Rechtbank DEN HAAG
Meervoudige kamer jeugdstrafzaken
Parketnummer 09/818384-17
Datum uitspraak: 13 september 2018
(Verkort vonnis)
De rechtbank Den Haag, rechtdoende in jeugdstrafzaken, heeft op de grondslag van de tenlastelegging en naar aanleiding van het onderzoek ter terechtzitting het navolgende vonnis gewezen in de zaak van de officier van justitie tegen de verdachte:
[verdachte] ,
geboren te [geboorteplaats] op [geboortedatum] 2000,
wonende te: [adres 1] .
De terechtzitting.
Het onderzoek is gehouden ter terechtzitting met gesloten deuren van 30 augustus 2018.

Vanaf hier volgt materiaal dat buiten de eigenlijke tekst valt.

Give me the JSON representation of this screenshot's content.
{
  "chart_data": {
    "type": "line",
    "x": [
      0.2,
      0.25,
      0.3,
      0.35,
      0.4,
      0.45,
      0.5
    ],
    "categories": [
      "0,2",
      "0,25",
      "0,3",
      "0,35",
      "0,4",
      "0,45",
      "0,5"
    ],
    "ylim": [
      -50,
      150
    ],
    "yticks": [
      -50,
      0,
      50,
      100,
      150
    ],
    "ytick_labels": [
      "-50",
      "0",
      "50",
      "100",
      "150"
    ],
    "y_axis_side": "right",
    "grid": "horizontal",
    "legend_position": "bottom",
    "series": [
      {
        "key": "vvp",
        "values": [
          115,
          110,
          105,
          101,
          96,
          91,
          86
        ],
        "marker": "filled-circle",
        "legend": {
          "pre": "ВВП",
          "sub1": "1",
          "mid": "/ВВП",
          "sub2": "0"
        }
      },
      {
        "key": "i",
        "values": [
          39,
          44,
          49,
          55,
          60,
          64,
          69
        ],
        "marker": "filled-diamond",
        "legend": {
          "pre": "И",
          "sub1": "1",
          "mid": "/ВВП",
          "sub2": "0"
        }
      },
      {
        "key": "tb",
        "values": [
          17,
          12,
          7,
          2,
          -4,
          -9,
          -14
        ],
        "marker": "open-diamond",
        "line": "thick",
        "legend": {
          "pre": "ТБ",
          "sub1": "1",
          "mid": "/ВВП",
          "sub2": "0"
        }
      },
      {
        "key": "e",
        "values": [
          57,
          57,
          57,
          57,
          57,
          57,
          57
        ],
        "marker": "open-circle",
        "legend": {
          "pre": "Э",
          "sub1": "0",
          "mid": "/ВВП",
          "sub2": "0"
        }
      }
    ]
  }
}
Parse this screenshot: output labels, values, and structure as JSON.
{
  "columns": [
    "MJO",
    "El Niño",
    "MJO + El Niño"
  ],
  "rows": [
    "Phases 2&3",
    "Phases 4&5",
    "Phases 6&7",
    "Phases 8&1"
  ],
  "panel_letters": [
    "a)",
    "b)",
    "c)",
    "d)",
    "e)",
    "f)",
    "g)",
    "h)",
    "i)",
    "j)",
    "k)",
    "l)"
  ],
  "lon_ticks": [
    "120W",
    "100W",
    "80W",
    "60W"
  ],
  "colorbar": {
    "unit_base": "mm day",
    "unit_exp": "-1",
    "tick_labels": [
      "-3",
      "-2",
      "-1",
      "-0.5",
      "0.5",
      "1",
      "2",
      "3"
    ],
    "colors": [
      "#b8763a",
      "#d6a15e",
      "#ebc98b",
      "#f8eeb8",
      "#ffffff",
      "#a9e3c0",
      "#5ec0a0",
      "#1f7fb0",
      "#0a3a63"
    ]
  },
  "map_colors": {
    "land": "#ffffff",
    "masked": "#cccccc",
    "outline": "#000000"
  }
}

De verdachte, bijgestaan door zijn raadsman mr. M. de Reus, advocaat te Rotterdam,
is verschenen en gehoord.
De officier van justitie mr. N. Achahbar heeft gevorderd dat de verdachte ter zake van het hem bij dagvaarding onder 2 primair ten laste gelegde wordt vrijgesproken en dat de verdachte ter zake van het hem bij dagvaarding onder 1, 2 subsidiair en 3 primair ten laste gelegde wordt veroordeeld tot jeugddetentie voor de duur van 100 dagen, met aftrek van de tijd in verzekering en voorlopige hechtenis doorgebracht, waarvan 61 dagen voorwaardelijk met een proeftijd van twee jaar, met de bijzondere voorwaarden zoals die door de Raad voor de Kinderbescherming (verder: de Raad) zijn geadviseerd en daarnaast tot een werkstraf van80 uren en de leerstraf Tools 4 U van 20 uren.
De tenlastelegging.
De verdachte wordt - kort gezegd - verweten dat hij zich op 13 juli 2017 te Den Haag schuldig heeft gemaakt aan wederrechtelijke vrijheidsberoving (feit 1), aan medeplegen van poging tot zware mishandeling, subsidiair medeplegen van mishandeling (feit 2) en aan diefstal in vereniging van een pinpas, subsidiair heling van deze pinpas (feit 3), dit alles gericht tegen Ivandro Lopes Pereira.
De volledige tekst van de gewijzigde tenlastelegging is opgenomen in bijlage I van dit vonnis en maakt daarvan deel uit.
Vrijspraak.
De rechtbank acht op grond van het onderzoek ter terechtzitting niet wettig en overtuigend bewezen hetgeen aan de verdachte bij gewijzigde dagvaarding onder 1, 2 primair en 3 primair is ten laste gelegd, zodat verdachte daarvan dient te worden vrijgesproken.
Nadere overwegingen.
De rechtbank overweegt ten aanzien van feit 1 dat er onvoldoende wettig bewijs uit het dossier naar voren komt om tot een bewezenverklaring van de wederrechtelijke vrijheidsberoving te kunnen komen.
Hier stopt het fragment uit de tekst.